Chitpur Local Pop-up Museum

Format Neighbourhood Platform

City Chitpur, India

Courtyard – In Chitpur, a district in Calcutta, India, a temporary pop-up museum was created to share local histories through everyday objects. An old camera that was used by a stamp maker in the hay days of his business, for example. He takes great pride in the camera, which still works, but none of his neighbours know anything about it. By collecting and displaying these kinds of objects that tell a personal (hi)story, a dialogue between members of the local community is created and new relationships between neighbours are built.

The district of Chitpur is rich in culture, art and heritage. The locals are not only aware but also extremely proud of their neighbourhood. However, there is a lack of communication amongst citizens, and there is no initiative from their side to activate public space or display their pride in any way. This project started off as an enquiry into the opinions of locals on their neighbourhood. To what extent is the district’s identity shaped by the people that inhabit it? How can that be displayed in a way that sparks conversation amongst citizens? How can that be translated into a reactivation of public space in the neighbourhood? Objects offer a  powerful medium to share stories. It turned out to be easy to start conversations around an object and the personal stories it carries. This is where the idea of a local pop-up museum originated. 

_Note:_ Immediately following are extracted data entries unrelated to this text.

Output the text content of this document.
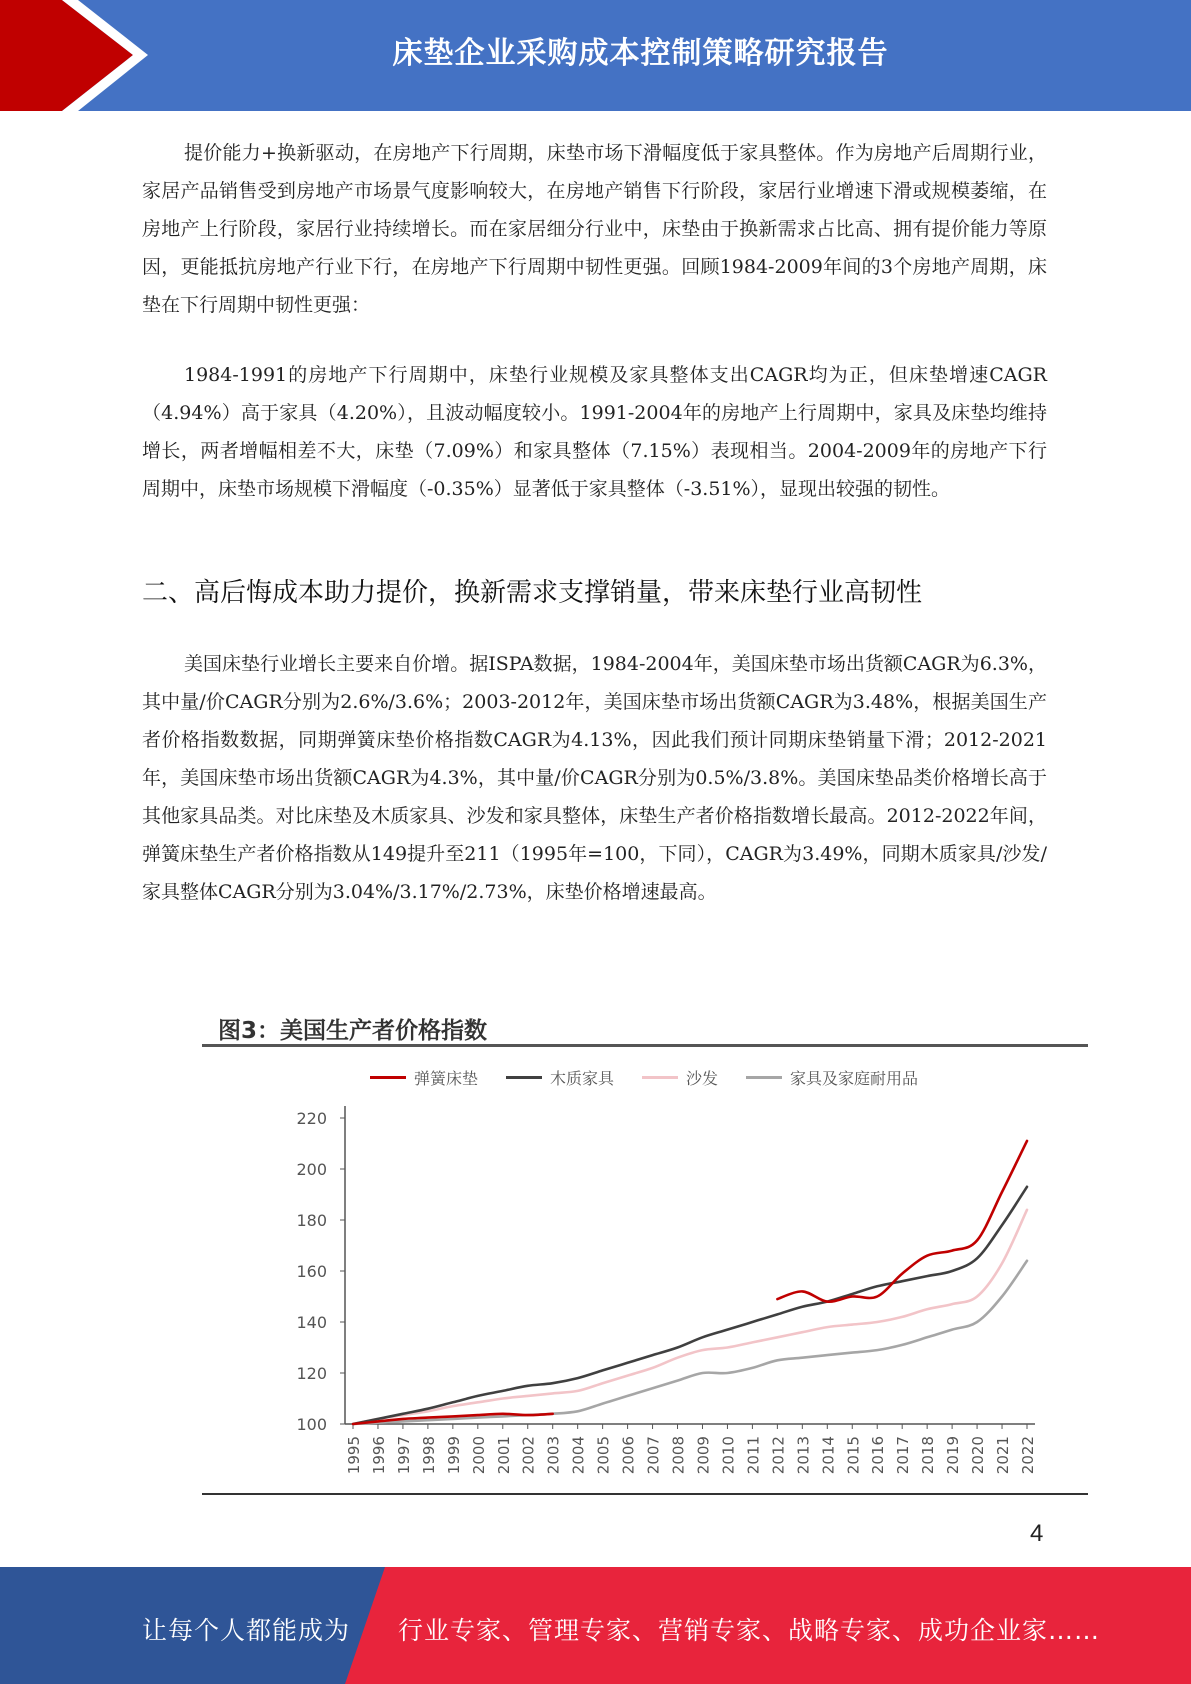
床垫企业采购成本控制策略研究报告

提价能力+换新驱动，在房地产下行周期，床垫市场下滑幅度低于家具整体。作为房地产后周期行业，家居产品销售受到房地产市场景气度影响较大，在房地产销售下行阶段，家居行业增速下滑或规模萎缩，在房地产上行阶段，家居行业持续增长。而在家居细分行业中，床垫由于换新需求占比高、拥有提价能力等原因，更能抵抗房地产行业下行，在房地产下行周期中韧性更强。回顾1984-2009年间的3个房地产周期，床垫在下行周期中韧性更强：

1984-1991的房地产下行周期中，床垫行业规模及家具整体支出CAGR均为正，但床垫增速CAGR（4.94%）高于家具（4.20%），且波动幅度较小。1991-2004年的房地产上行周期中，家具及床垫均维持增长，两者增幅相差不大，床垫（7.09%）和家具整体（7.15%）表现相当。2004-2009年的房地产下行周期中，床垫市场规模下滑幅度（-0.35%）显著低于家具整体（-3.51%），显现出较强的韧性。

二、高后悔成本助力提价，换新需求支撑销量，带来床垫行业高韧性

美国床垫行业增长主要来自价增。据ISPA数据，1984-2004年，美国床垫市场出货额CAGR为6.3%，其中量/价CAGR分别为2.6%/3.6%；2003-2012年，美国床垫市场出货额CAGR为3.48%，根据美国生产者价格指数数据，同期弹簧床垫价格指数CAGR为4.13%，因此我们预计同期床垫销量下滑；2012-2021年，美国床垫市场出货额CAGR为4.3%，其中量/价CAGR分别为0.5%/3.8%。美国床垫品类价格增长高于其他家具品类。对比床垫及木质家具、沙发和家具整体，床垫生产者价格指数增长最高。2012-2022年间，弹簧床垫生产者价格指数从149提升至211（1995年=100，下同），CAGR为3.49%，同期木质家具/沙发/家具整体CAGR分别为3.04%/3.17%/2.73%，床垫价格增速最高。

图3：美国生产者价格指数
弹簧床垫	木质家具	沙发	家具及家庭耐用品
100
120
140
160
180
200
220
1995 1996 1997 1998 1999 2000 2001 2002 2003 2004 2005 2006 2007 2008 2009 2010 2011 2012 2013 2014 2015 2016 2017 2018 2019 2020 2021 2022
4
让每个人都能成为 行业专家、管理专家、营销专家、战略专家、成功企业家……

Location Identify the space

Mapping is a powerful tool to identify the space that you are working in. Start by mapping out the context, communities and spaces of a particular neighbourhood.

Communication Locate Community Collaborators

It is essential to identify people in the community whom you will be working closely together with. As stakeholders and active collaborators, they function as project leaders in the community and help reach out and build a network. Get on the same page with them by organizing workshops in the very beginning.

Mobilization Interviews and Workshops

Along with the community collaborators, interview people whose stories you would like to include. Collect objects and invite the neighbours to participate in a discussion with other members of the community who are donating an object, creating an opportunity for them to exchange their stories with each other.

Mobilization Test Event

Test out the tool on a smaller scale with a limited number of people. This not only helps to recognize gaps but also communicates the idea of the pop-up museum well to the participants. Some of them are clueless even after donating, and some refrain from donating because they don't see value in objects they posses or don't understand the idea.

Funding Be creative with limited resources

If the project is not supported by a grant, agency or department, it is crucial to  keep the expenses at a minimum. Try and collaborate with companies interested in donating or lending material and services to these kinds of projects, or collaborate with local craftsmen for production.

Production Structure of the Museum

Be careful to make the structure of the pop-up museum feel like a part of the existing architecture rather than something alien that does not belong there. Since it is a museum of everyday objects built by the community, it should work with the aesthetics of the neighbourhood. Collaborating with local craftsmen is the best solution here, as they have a fair idea of what the inhabitants identify with. Make sure that the structure also fits the objects on display.

Misc Feedback Loop

It is of crucial importance for the project to create a feedback loop and generate a sense of collective ownership. Ownership is built by asking the community members for their opinions and acting upon their feedback continuously.

Misc Sustainability & Follow-up

An essential question to ask is how the project lives on. Is it just a temporary pop-up exhibition, or do you want it to have a longer legacy? Could the skills and knowledge that have been collected become a part of local history curriculums for schools, so they can continue to build pop-up museums in the future?